信州読書会さんに参加させていただいて、毎週金曜日に
 課題図書の感想文を提出させていただいていますニコニコ

 

  今回は、スタンダールの『 赤と黒 』の二回目の感想です本

     

     一回目の感想はこちら ↓

  https://ameblo.jp/kaoru8913/entry-12449183972.html

 

  読書は、二回目からが本番ですビックリマーク

  この作品も長いので、一回目はストーリーを追うだけで

  終わりましたあせる

  二回目はどうだったかというと…恥ずかしながら、理解には

  ほど遠いのです。それでも、人物関係や背景が見えてきました。

  いい作品は、何回も読むに堪えうるし、読む年齢や人生経験に

  よって、味わいは変わってきます。

  是非、読書は複数回をオススメします!!

  そして、読書会のように感想をアウトプットできる機会があれば

  強くオススメします!! アウトプットしてからが自分の本当の

  感じ方がわかり、他の人の感想も聴いて、立体的に

  作品を見ることができますウインク

 

 

  

『 お前は臆病者か?武器を取れ!』

 

 タイトルは、ジュリアンがレナール家へ入る際に、自らを鼓舞するための言葉だ。貧しい木挽の息子であり、現実は何も持っていない。私は、ジュリアンが何を自らの「武器」として戦おうとしていたのか探りたかった。何も持っていないのは、私も同じだったからだ。

 

 レナール家を経て、神学校に入り、ラ・モール侯爵の秘書へと辿り着く。その際、恋愛も立身出世の手段とし、レナール夫人や令嬢マチルドと関係を結んでいく。

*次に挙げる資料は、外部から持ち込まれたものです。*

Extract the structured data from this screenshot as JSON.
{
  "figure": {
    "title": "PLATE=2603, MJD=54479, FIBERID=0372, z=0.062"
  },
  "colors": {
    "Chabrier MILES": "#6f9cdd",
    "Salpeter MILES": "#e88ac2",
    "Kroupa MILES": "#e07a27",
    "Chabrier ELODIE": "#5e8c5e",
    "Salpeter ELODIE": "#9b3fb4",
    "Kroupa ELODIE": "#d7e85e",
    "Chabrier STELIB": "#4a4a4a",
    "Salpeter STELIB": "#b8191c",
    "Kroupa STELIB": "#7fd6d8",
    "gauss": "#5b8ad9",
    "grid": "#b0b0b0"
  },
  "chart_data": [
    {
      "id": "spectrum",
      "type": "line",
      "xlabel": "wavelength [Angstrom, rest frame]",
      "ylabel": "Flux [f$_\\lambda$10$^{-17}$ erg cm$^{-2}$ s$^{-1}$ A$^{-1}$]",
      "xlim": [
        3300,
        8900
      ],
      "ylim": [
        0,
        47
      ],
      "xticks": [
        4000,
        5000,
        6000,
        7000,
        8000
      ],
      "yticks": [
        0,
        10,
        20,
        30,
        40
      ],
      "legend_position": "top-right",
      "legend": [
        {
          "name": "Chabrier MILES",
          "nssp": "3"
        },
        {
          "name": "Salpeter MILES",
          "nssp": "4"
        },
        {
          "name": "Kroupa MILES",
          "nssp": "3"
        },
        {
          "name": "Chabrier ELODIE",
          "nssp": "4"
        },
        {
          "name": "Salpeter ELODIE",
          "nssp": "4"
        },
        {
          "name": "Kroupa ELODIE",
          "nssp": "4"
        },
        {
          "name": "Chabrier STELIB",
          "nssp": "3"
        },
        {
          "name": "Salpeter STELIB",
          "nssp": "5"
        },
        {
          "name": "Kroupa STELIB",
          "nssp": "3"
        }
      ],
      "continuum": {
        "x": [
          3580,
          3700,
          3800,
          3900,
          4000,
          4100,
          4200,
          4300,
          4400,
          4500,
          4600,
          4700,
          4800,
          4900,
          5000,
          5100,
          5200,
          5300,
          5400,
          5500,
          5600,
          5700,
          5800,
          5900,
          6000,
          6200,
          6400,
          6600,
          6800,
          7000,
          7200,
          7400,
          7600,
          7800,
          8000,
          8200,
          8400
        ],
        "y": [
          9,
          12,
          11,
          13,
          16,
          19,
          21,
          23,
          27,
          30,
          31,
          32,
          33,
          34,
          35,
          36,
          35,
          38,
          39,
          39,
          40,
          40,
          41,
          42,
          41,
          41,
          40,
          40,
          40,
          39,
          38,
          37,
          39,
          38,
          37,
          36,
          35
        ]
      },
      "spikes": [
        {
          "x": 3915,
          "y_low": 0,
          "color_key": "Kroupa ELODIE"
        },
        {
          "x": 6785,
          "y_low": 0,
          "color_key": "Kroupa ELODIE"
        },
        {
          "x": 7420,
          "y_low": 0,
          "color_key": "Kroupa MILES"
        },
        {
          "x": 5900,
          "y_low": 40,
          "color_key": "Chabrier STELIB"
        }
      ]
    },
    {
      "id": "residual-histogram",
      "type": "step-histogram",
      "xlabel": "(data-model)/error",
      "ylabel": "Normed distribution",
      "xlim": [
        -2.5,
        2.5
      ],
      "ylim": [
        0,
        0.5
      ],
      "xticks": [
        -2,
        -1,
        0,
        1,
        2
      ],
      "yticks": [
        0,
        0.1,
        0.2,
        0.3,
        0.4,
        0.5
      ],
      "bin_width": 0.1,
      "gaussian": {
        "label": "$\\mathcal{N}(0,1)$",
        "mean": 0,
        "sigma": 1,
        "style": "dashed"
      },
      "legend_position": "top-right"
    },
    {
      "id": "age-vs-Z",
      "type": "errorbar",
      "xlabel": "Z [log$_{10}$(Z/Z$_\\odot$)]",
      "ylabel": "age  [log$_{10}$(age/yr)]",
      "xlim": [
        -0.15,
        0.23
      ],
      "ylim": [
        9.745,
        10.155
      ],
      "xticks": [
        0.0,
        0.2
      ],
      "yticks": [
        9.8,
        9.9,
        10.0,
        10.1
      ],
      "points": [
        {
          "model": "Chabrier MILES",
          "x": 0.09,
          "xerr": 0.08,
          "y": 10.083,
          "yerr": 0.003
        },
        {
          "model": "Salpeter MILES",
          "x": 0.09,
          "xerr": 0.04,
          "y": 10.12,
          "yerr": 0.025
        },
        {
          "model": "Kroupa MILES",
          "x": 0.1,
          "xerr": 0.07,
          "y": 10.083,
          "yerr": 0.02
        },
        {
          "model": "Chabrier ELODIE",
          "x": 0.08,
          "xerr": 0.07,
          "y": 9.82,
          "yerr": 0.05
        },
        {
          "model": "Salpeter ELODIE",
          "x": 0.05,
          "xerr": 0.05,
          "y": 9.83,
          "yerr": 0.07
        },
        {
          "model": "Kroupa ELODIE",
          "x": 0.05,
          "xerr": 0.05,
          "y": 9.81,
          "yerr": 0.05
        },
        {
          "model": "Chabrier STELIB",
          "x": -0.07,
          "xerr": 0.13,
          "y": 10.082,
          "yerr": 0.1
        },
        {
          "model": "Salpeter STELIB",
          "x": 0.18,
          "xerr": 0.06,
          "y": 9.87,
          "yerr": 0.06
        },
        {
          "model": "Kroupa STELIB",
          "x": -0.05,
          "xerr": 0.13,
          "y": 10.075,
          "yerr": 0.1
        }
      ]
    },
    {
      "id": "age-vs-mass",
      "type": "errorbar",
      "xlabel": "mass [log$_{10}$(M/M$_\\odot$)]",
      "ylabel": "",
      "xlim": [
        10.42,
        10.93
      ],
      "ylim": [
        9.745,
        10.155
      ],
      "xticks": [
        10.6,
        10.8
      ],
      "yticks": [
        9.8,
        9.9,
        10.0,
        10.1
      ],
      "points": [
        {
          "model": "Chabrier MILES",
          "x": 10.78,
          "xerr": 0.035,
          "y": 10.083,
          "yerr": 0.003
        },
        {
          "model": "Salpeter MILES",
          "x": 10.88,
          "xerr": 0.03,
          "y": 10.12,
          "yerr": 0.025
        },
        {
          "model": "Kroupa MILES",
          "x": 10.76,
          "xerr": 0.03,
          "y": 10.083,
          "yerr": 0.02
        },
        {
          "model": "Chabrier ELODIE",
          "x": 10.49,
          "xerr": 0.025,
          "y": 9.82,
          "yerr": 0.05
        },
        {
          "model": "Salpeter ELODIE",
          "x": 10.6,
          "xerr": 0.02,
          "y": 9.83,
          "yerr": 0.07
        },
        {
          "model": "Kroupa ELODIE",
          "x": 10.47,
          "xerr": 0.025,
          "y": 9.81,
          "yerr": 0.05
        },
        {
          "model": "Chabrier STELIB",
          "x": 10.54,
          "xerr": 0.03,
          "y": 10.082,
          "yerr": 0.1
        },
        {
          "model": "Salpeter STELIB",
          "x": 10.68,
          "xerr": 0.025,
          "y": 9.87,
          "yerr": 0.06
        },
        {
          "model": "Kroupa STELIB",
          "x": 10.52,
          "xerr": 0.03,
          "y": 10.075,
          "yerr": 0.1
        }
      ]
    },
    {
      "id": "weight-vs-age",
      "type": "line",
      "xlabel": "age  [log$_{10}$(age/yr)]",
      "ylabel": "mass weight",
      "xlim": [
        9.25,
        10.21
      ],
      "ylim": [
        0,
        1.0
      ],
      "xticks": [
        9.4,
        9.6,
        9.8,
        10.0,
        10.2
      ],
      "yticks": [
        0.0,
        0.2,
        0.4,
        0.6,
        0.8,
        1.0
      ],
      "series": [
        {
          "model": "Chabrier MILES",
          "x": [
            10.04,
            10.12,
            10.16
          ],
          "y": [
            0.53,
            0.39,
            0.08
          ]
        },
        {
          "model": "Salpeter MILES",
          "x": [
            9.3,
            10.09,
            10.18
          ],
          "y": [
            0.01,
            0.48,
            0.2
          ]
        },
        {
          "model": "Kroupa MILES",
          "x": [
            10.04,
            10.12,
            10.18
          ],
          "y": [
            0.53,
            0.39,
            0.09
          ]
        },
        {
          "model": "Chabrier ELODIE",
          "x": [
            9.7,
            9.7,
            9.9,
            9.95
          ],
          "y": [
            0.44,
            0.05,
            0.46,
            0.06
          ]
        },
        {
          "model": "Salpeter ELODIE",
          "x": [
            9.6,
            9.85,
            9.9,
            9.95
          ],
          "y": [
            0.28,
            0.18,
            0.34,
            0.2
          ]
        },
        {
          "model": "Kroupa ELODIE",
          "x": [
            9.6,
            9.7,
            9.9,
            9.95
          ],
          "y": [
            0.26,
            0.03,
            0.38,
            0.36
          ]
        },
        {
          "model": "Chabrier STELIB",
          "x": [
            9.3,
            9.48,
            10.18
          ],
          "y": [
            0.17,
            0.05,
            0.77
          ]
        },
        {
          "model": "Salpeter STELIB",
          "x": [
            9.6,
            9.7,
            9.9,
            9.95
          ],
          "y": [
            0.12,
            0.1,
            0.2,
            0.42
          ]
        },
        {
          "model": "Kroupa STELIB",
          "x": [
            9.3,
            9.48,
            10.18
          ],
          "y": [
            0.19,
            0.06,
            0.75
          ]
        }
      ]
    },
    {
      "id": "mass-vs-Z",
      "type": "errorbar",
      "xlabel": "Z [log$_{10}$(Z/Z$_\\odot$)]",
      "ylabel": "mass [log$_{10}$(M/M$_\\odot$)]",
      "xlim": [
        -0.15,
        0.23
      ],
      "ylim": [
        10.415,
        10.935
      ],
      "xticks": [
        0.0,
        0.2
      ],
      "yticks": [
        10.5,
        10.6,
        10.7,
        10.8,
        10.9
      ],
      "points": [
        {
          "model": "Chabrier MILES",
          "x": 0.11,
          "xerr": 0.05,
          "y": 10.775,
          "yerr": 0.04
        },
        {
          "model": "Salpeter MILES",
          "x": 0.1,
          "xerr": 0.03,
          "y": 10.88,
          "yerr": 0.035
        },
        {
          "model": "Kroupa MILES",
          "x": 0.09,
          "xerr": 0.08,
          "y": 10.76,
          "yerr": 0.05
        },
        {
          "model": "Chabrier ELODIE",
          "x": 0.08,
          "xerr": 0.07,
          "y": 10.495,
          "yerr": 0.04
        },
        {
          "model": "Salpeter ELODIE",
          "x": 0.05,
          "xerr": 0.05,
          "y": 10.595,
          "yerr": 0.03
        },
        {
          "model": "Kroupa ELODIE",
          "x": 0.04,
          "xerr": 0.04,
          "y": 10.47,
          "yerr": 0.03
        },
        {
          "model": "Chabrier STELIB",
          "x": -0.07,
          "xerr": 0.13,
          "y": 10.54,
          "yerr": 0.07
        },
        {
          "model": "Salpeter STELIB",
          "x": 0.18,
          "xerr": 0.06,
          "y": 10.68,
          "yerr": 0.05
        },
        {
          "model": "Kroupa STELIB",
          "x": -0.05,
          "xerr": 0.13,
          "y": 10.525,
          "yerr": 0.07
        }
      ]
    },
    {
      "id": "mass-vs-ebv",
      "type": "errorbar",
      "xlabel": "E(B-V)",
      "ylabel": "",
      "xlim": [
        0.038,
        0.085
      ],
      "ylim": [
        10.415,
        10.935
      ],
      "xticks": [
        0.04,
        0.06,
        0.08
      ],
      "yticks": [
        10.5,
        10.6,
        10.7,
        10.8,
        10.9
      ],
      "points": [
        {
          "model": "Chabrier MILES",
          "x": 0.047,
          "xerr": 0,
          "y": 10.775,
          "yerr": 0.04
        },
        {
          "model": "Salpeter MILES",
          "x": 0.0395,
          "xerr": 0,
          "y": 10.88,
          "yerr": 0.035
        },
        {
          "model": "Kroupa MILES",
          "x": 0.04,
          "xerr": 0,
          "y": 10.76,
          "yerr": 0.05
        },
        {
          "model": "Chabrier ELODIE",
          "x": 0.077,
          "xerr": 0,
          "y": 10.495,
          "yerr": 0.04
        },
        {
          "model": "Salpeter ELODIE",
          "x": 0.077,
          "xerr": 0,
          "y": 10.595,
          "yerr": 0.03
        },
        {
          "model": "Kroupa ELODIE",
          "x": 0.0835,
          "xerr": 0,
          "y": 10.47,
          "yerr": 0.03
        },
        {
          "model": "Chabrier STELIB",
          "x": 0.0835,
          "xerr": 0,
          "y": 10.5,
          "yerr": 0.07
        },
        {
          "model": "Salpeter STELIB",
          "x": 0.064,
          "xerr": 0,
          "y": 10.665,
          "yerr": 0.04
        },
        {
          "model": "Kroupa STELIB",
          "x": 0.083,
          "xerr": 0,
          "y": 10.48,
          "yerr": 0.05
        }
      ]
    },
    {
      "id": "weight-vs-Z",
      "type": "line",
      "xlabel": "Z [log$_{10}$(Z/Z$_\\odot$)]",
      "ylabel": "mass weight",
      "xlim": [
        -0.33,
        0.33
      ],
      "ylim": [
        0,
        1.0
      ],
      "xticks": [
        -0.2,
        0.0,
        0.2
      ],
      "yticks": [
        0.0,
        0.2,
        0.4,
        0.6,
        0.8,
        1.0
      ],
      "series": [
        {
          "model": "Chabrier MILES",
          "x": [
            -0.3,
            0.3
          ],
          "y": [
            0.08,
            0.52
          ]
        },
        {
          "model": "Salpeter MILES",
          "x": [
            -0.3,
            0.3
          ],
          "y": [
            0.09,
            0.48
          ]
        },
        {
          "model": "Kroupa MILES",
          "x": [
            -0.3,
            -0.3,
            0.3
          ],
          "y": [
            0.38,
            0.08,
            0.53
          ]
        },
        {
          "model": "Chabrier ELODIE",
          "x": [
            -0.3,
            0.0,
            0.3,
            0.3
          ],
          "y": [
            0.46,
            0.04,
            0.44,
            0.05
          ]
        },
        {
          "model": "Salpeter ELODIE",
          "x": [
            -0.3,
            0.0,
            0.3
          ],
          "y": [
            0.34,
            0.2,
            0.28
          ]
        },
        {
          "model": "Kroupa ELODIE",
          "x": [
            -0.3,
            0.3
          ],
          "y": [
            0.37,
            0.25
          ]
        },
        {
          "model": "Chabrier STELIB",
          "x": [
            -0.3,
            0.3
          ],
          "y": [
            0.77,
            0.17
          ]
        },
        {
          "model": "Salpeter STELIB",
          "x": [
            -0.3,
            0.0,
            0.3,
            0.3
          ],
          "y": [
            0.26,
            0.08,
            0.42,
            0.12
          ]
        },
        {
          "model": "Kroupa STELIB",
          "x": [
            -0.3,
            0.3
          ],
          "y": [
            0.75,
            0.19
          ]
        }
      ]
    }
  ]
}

読み進めると、どうやらジュリアンの持つ「武器」の正体がわかり始める。

司祭から、僧侶になるために必要な節制と現世の幸福に執着を断つことができないと忠告された際に『おれはあの人にちゃあんと心底を見すかされている。あの人がいった「隠れた情熱」、立身出世というおれの野心のことなんだ。』に答えはある。最下層庶民で、親の愛情を受けずに育ったジュリアンには「野心」しかないのだ。野心の為なら、神を信じずに僧侶になることさえ厭わない。自らを向上させる為の野心は必要だが、後ろ向きの暗い野心だ。彼はその野心と恋愛をこじらせて、とうとう処刑される。

ただ、ジュリアンは牢獄に入ってこそ「本来の」人生を手に入れたように思う。出世もステータスも何も関係ない牢屋だからだ。人間は平常時では、とかく大事なものを見失う。でも、あの劣悪な家庭や貧困から、野心ひとつを抱えて走ったジュリアンを否定できない。だからこそ、レナール夫人に語ったこの台詞を読んで、私は安堵した。

( 引用始め )

「ずっと以前に、あのヴェルジーの森を二人で散歩していたとき、わたしはずいぶん幸福になれたものを、あのときは激しい野心がわたしの心を空想の国の方へいつもひっぱっていったのです。 (中略)
わたしはあの頃、えらく出世をするためにやらねばならぬ無数の闘争を心の中でまじえていたのです……まったく、あなたがこの牢屋へ来てくれなかったら、私は幸福というものを知らずに死んでしまっただろう。」

( 引用終わり )

 

ジュリアン、レナール夫人、マチルドは、それぞれ牢屋で鎧を脱いで「ありのまま」になった。自ら亡き後の二人の女性の苦痛の心配までし、息子の処刑前でさえ金の無心をする父親に対応し…とジュリアンはどこまでもジュリアンだった。本当の武器は「野心」ではなく「ありのまま」の自分だったのだ。

作者も、第42章から45章まで副題をつけていない。ジュリアンの心模様に合わせているかのようだ。